Guantánamo.- Elpidio Ramírez Londres, presumiblemente el guantanamero de mayor edad, confía en su aceptable estado de salud y optimismo para arribar el próximo 16 de noviembre a la edad provecta de 112 años.
Me siento bien, dispuesto a durar un poco más, aseguró hoy a Solvisión el longevo, el cual camina sin más ayuda que un bastón, prescinde de asistencia para bañarse y comer, y disfruta de una
memoria poco común en quienes que han llegado a la condición de centenarios, o como él la han sobrepasado con creces.
Escuché el discurso de Raúl en la Asamblea Nacional del Poder Popular y espero ver hechos realidad algunos de los propósitos que planteó, subrayó el anciano, al cual 2011 le deparó, sin embargo, dos sensibles pérdidas: los decesos de su primogénita Tomasa, a los 84 años, y de Máximo, el segundogénito, con 82.
Ambos acontecimientos luctuosos entristecieron, pero no desanimaron a este anciano guantanamero, a cuyo hogar en la barriada sur de esta ciudad, acudieron durante las festividades del nuevo año, la mayoría de los nueve vástagos sobrevivientes, de los 16 que creó.
Ramírez Londres ha disfrutado del infrecuente privilegio de vivir en tres centurias: nació el 16 de noviembre de 1900 en Veguita del Sur, municipio de Imías, y en consecuencia ha asistido a los siglos XIX, XX y al actual.
Con su largo durar, ha superado y hecho justicia a la tradición, según la cual los nacidos con el siglo están destinados a vivir 100 años. “Una de mis hermanas vive en Ciego de Ávila y no pudo venir este año, otra está enferma”, especifica el sexagenario Antonio Ramírez, el más joven de la prole y el que con más asiduidad acude a “darle vueltas”.
Entre los descendientes vivos del anciano figuran, además de sus nueve hijos, 79 nietos, 141 bisnietos, decenas de tataranietos y seis choznos.
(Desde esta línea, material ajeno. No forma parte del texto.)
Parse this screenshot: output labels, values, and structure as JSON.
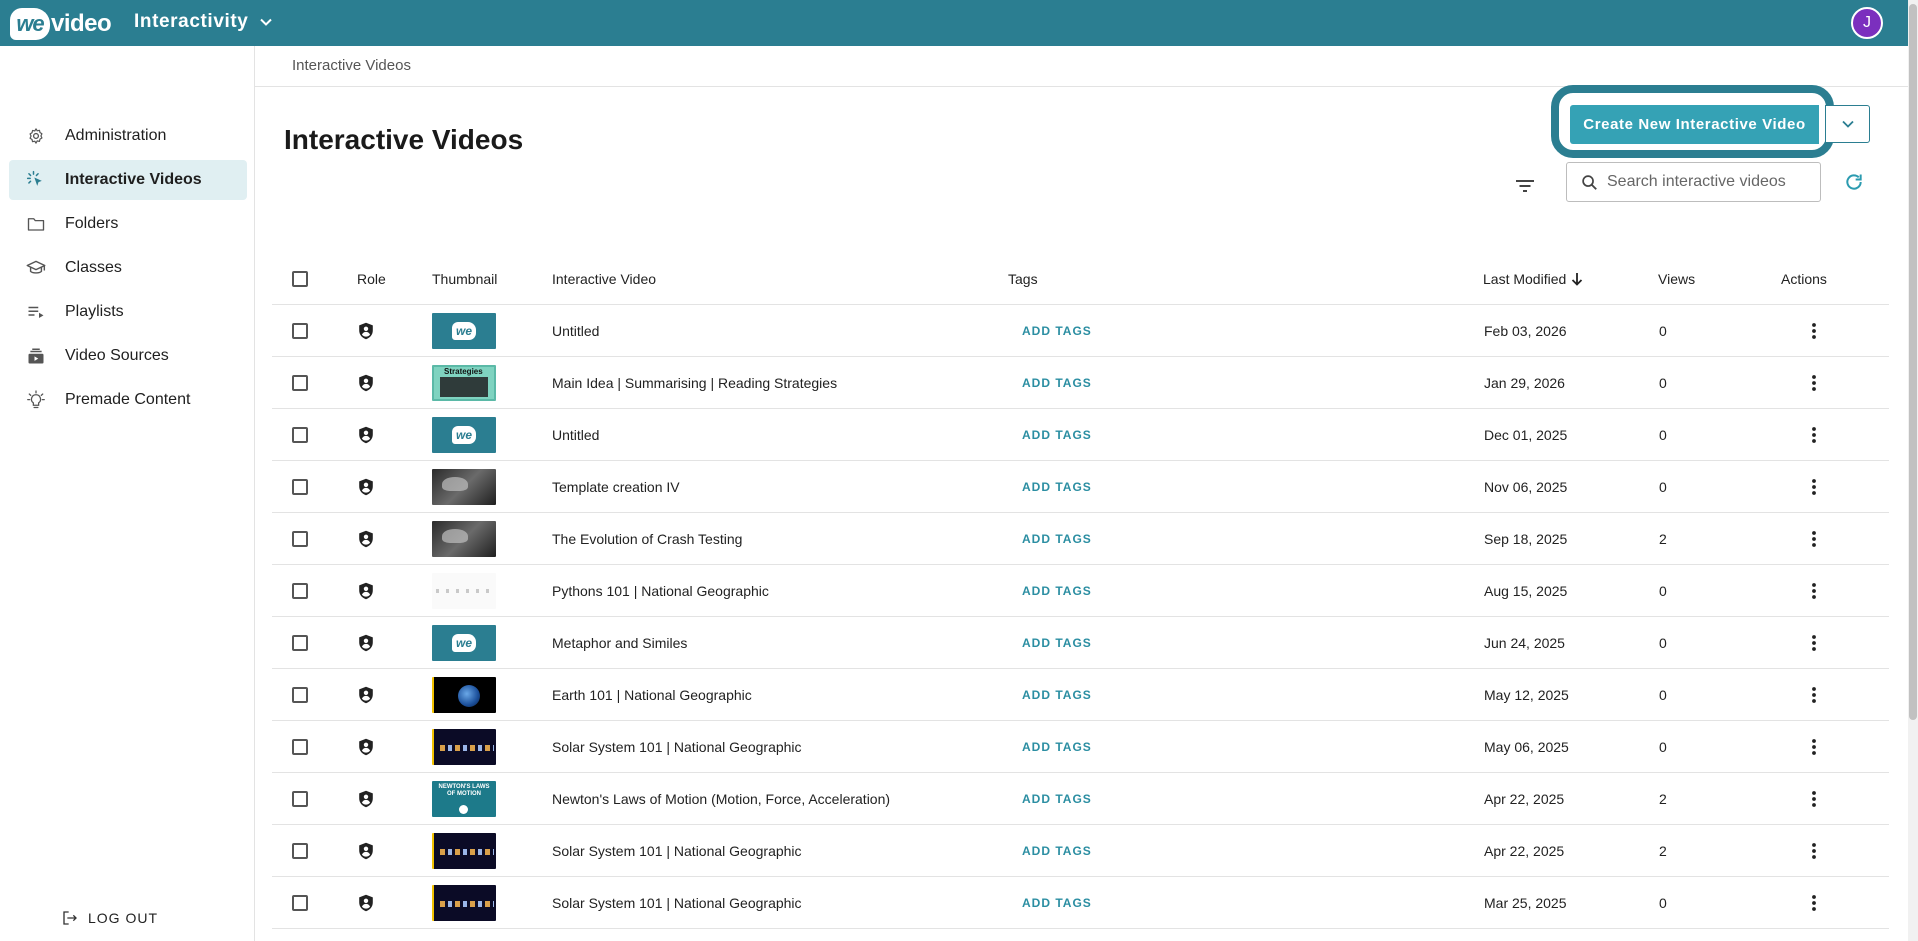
{
  "app": {
    "logo_we": "we",
    "logo_video": "video",
    "switcher_label": "Interactivity",
    "avatar_initial": "J",
    "brand_color": "#2b7e91",
    "avatar_color": "#7b2fbe"
  },
  "sidebar": {
    "items": [
      {
        "label": "Administration",
        "icon": "gear-icon"
      },
      {
        "label": "Interactive Videos",
        "icon": "click-icon",
        "active": true
      },
      {
        "label": "Folders",
        "icon": "folder-icon"
      },
      {
        "label": "Classes",
        "icon": "graduation-cap-icon"
      },
      {
        "label": "Playlists",
        "icon": "playlist-icon"
      },
      {
        "label": "Video Sources",
        "icon": "video-sources-icon"
      },
      {
        "label": "Premade Content",
        "icon": "lightbulb-icon"
      }
    ],
    "logout_label": "LOG OUT"
  },
  "breadcrumb": "Interactive Videos",
  "page_title": "Interactive Videos",
  "toolbar": {
    "create_label": "Create New Interactive Video",
    "search_placeholder": "Search interactive videos",
    "search_value": ""
  },
  "table": {
    "headers": {
      "role": "Role",
      "thumbnail": "Thumbnail",
      "title": "Interactive Video",
      "tags": "Tags",
      "modified": "Last Modified",
      "views": "Views",
      "actions": "Actions"
    },
    "add_tags_label": "ADD TAGS",
    "rows": [
      {
        "title": "Untitled",
        "date": "Feb 03, 2026",
        "views": "0",
        "thumb": "we"
      },
      {
        "title": "Main Idea | Summarising | Reading Strategies",
        "date": "Jan 29, 2026",
        "views": "0",
        "thumb": "strategies"
      },
      {
        "title": "Untitled",
        "date": "Dec 01, 2025",
        "views": "0",
        "thumb": "we"
      },
      {
        "title": "Template creation IV",
        "date": "Nov 06, 2025",
        "views": "0",
        "thumb": "dark"
      },
      {
        "title": "The Evolution of Crash Testing",
        "date": "Sep 18, 2025",
        "views": "2",
        "thumb": "dark"
      },
      {
        "title": "Pythons 101 | National Geographic",
        "date": "Aug 15, 2025",
        "views": "0",
        "thumb": "white"
      },
      {
        "title": "Metaphor and Similes",
        "date": "Jun 24, 2025",
        "views": "0",
        "thumb": "we"
      },
      {
        "title": "Earth 101 | National Geographic",
        "date": "May 12, 2025",
        "views": "0",
        "thumb": "earth"
      },
      {
        "title": "Solar System 101 | National Geographic",
        "date": "May 06, 2025",
        "views": "0",
        "thumb": "solar"
      },
      {
        "title": "Newton's Laws of Motion (Motion, Force, Acceleration)",
        "date": "Apr 22, 2025",
        "views": "2",
        "thumb": "newton"
      },
      {
        "title": "Solar System 101 | National Geographic",
        "date": "Apr 22, 2025",
        "views": "2",
        "thumb": "solar"
      },
      {
        "title": "Solar System 101 | National Geographic",
        "date": "Mar 25, 2025",
        "views": "0",
        "thumb": "solar"
      }
    ],
    "thumb_texts": {
      "we": "we",
      "strategies": "Strategies",
      "newton": "NEWTON'S LAWS OF MOTION"
    }
  }
}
Después del fallecimiento Benjamín Godrón Noet, en 2009, a los 117 años de edad, es probable que Elpidio ocupe actualmente el centro del
más viejo entre más de 80 centenarios que habitan en Guantánamo.
Un estudio sobre longevidad, llevado a cabo en este territorio a principios del anterior trienio, localizó a 15 abuelos con más de 105 años. La esperanza de vida del guantanamero, como promedio, se extiende hasta los 77 y sólo el 12,7 por ciento de su población clasifica en la
tercera edad, por lo que es considerada la provincia más joven de Cuba.